Terry Crews has been a big voice for the #MeToo movement. Terry was assaulted at a party by an agent at William Morris Endeavor. On the advice of his wife, Rebecca King-Crews, Terry refrained from physically confronting his assaulter and instead, spent the next year pursuing the matter legally and through the press. Obviously, the ordeal was taxing on Terry and his family, but he knew he had to do it that way because Terry knows too well what happens when the alpha male mentality takes over. Terry spoke at the Teen Vogue Summit about his past of toxic masculinity, how he’s learned to listen to the advice of others as well as the importance of apologizing.
Terry Crews opened up on Saturday about why he decided to reveal his molestation during the #MeToo movement last year and how he insisted on accountability for his alleged attacker.
At the “Man Up: Unpacking Masculinity” panel at the Teen Vogue Summit in Playa Vista, the actor spoke about toxic masculinity and why he needed to hold WME agent Adam Venit accountable after he allegedly molested Crews in 2016 by squeezing his genitals at a party.
“I think as men, what we need to do is to say, ‘We’re sorry.’ Then we need to concede, and then we need to be accountable,” Crews said. “The person who molested me in 2016, I had already forgiven him. That wasn’t the point. The point was like, ‘Wait, wait, you’re telling me you can just do it? You’re telling me, wait, it’s okay? You’re not going to do anything?’ He’s like, ‘No, I said I was sorry.’ I said, ‘But you’re not going to correct this? I’m giving you guys millions of dollars and you’re going to sit here and say, ‘Well, Terry, you’re less of a human being right now. Just a little bit less. Just say it.’ I’m, like, ‘I’m not saying that.’”
“It can’t go unsaid that the inspiration every step of the way was started by the women who came forward first,” Crews added.
The Brooklyn Nine-Nine actor said he was indoctrinated into toxic masculinity throughout his career in the NFL and in entertainment, so he also had to hold himself accountable.
“I’ve been involved in some of the most competitive, toxic environments you could probably ever be in. I mean, it’s really bad. But I was also a card-carrying member. I’m guilty,” Crews said. “Toxic masculinity wants you to do what I say. It’s domination. And I was part of that.
He continued: “The problem with this country is that the South has never conceded. It never said, ‘We lost.’ Never. And you will always have a problem without concession. Men need to concede. I, Terry Crews, had to concede. I had to say, ‘I got this wrong,’” he said while choking up. “‘I didn’t do it right.’ I had to correct. I had to make sure it’s not only apologies; it’s about accountability. I had to be accountable to my family, to my wife, to people that I did wrong in the past.”
“In regards to my experience just over the course of the last year, my support has been from black women … which was expected,” he said. The actor pointed to the hyper-masculine standards for black men, like when rapper 50 Cent posted on Instagram to mock Crews’ experience with sexual assault, doubting that Crews could be assaulted.
“The truth was, I understand where he was coming from,” Crews said. “If I would have picked [my attacker] up and threw him out the window, does that mean I wasn’t assaulted? I’m still assaulted. … The problem, this is the hard part, is that if I got assaulted, anyone could. And that’s not acceptable.”
[From The Hollywood Reporter]
Terry gives women the credit for fighting sexual assault.

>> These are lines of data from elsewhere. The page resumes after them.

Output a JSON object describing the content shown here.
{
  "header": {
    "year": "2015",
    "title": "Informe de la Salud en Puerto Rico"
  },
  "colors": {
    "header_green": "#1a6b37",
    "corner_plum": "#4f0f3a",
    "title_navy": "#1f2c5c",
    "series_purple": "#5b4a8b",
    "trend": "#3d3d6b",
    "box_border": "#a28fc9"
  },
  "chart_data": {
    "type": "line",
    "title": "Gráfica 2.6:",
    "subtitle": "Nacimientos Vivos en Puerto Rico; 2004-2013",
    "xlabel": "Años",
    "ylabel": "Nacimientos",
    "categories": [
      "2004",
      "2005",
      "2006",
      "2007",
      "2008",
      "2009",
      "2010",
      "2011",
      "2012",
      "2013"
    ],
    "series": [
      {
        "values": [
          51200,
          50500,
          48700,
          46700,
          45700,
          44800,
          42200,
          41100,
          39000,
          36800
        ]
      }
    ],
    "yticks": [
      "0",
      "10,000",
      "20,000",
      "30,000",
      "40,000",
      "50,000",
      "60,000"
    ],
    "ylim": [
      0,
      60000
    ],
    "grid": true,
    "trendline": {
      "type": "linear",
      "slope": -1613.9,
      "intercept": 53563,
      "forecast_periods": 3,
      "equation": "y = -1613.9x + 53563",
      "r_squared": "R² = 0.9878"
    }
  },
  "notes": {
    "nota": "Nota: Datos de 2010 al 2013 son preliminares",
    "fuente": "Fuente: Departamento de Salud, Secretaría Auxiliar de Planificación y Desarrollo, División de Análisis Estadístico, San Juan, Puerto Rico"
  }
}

He knows how much attention his case has brought to the #MeToo movement and doesn’t take that responsibility lightly. It’s yet another example of how much Terry has evolved from his former mentality. He also spoke of how his outlook changed while raising his kids. Terry has children aged 11-32 and mentioned that his oldest daughter grew up in a very different household than his younger children. Although he’s made amends and I’m sure his children are proud of his evolution, I imagine his prior behavior weighs heavily on him.
Terry’s point about about our culture of not conceding really hit home for me. Both my husband and I were raised in households that rarely admitted they were wrong and it was the hardest pattern I’ve had to change. The first time my husband conceded to me on something, I was truly able to forgive him. So I adopted the same idea and it’s a struggle, but it’s so important. Almost everything I’ve learned about myself as an adult has stemmed from being able to admit when I’m wrong. I really appreciate Terry putting this all out there. He is such a champion.
Only five and a half weeks until Brooklyn Nine-Nine’s air date, y’all!
I could write an entire post about my love for this outfit!